Pear and passionfruit cake
|3 Tbsp||Butter, soft|
|5 Tbsp||Caster sugar|
|3||Pears, quatered, cored, peeled and cut into eights|
- Preheat the oven to 175C. First, prepare the fruit layer.
- Smear about a teaspoonful of the butter over the bottom of a deep, round 23cm cake tin (preferably non-stick).
- Put the sugar into a small, heavy frying pan or saucepan and put over a low heat until the sugar melts and forms a caramel syrup.
- Shake the pan as the sugar melts, but do not stir.
- Remove from the heat as soon as the syrup is a pale gold and before it burns. Pour the syrup into the bottom of the tin, tilting the tin to spread it across the bottom.
- Dab the remaining butter over the top. Arrange the pear slices (quartered, cored, peeled and cut into eighths) in a single layer and spoon the passionfruit pulp over the top. Set aside.

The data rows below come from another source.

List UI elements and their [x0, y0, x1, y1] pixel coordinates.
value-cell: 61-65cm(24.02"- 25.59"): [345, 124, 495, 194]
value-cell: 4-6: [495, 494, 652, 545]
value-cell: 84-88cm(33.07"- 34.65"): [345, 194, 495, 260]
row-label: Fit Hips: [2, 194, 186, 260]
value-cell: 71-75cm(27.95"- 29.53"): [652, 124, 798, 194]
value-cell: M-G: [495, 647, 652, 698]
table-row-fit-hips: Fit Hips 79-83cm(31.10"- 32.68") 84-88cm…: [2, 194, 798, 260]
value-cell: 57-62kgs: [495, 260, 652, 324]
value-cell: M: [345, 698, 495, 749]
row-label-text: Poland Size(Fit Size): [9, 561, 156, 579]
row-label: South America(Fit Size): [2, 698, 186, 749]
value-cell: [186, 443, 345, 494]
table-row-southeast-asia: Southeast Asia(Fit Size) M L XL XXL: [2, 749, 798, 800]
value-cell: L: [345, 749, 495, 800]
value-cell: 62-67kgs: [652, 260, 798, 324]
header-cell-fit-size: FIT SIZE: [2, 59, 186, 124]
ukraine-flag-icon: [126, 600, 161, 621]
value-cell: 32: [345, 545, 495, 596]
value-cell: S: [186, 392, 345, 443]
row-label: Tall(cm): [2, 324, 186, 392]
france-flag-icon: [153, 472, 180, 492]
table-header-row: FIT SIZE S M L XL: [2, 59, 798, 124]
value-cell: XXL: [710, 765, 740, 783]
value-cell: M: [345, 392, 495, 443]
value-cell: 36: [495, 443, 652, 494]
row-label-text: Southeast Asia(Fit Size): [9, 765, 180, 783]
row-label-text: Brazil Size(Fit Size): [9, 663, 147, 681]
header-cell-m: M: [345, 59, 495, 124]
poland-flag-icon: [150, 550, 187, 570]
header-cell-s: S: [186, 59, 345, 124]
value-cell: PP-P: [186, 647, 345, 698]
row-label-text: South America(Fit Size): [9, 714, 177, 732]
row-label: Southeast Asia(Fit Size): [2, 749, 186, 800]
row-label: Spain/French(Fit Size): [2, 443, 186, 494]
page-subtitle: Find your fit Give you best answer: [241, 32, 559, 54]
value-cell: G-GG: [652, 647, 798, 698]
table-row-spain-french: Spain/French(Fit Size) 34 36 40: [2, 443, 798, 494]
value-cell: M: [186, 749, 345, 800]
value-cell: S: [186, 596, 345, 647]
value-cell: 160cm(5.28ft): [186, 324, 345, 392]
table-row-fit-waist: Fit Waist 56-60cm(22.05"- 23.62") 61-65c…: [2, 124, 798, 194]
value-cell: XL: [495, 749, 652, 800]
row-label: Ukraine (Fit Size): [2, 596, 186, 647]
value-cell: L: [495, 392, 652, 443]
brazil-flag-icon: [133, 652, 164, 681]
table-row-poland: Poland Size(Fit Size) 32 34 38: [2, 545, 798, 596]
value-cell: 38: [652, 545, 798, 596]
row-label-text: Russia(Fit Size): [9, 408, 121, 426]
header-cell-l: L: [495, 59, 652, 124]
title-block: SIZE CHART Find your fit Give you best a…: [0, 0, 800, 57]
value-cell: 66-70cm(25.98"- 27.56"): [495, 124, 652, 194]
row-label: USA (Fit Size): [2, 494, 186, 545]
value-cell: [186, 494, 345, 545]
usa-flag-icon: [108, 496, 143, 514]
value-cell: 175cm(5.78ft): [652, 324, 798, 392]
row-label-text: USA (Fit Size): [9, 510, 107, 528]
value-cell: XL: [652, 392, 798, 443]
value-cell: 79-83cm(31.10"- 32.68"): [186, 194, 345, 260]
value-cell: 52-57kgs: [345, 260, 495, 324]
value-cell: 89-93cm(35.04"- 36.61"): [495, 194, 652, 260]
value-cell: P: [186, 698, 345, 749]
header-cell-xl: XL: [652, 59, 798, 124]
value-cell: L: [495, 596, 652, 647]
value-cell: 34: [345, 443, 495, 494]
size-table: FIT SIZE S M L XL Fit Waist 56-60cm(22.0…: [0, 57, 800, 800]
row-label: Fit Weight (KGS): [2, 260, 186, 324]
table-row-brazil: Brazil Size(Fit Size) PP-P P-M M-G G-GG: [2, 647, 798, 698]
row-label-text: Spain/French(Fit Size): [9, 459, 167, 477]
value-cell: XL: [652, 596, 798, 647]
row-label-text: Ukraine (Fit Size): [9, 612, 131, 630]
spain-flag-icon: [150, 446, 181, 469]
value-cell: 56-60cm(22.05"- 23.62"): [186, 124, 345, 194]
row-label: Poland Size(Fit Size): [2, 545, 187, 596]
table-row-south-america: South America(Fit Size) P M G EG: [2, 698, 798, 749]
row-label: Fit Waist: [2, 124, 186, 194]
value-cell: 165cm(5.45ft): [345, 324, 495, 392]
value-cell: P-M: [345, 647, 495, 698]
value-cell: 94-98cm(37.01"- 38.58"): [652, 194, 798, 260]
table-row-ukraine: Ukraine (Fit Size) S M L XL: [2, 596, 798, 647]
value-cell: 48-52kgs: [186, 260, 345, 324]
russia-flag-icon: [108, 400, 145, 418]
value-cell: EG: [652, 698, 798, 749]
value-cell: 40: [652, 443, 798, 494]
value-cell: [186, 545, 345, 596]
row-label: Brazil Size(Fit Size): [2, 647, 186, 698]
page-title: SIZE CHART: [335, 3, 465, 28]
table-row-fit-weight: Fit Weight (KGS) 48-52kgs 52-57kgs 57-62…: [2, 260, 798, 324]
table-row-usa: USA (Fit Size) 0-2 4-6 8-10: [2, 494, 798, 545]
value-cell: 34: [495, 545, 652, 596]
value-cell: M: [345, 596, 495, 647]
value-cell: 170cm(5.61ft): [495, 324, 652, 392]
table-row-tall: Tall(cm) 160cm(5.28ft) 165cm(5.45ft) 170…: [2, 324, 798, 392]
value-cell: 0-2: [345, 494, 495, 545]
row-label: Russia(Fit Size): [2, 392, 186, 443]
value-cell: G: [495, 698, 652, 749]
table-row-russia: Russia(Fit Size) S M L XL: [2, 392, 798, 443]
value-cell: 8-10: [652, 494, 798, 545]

- To make the cake, cream the soft butter and sugar until pale and fluffy, then beat in the eggs.
- Sift together the flour and baking powder. Beat into the mixture with the milk and passionfuit pulp.
- Carefully spread the batter over the pears in the tin.
- Place the tin on a baking tray to catch any drips and bake for 25-30 minutes or until the cake is firm in the middle.
- Remove from the oven and leave to cool for 10 minutes before turning out upside-down on to a platter.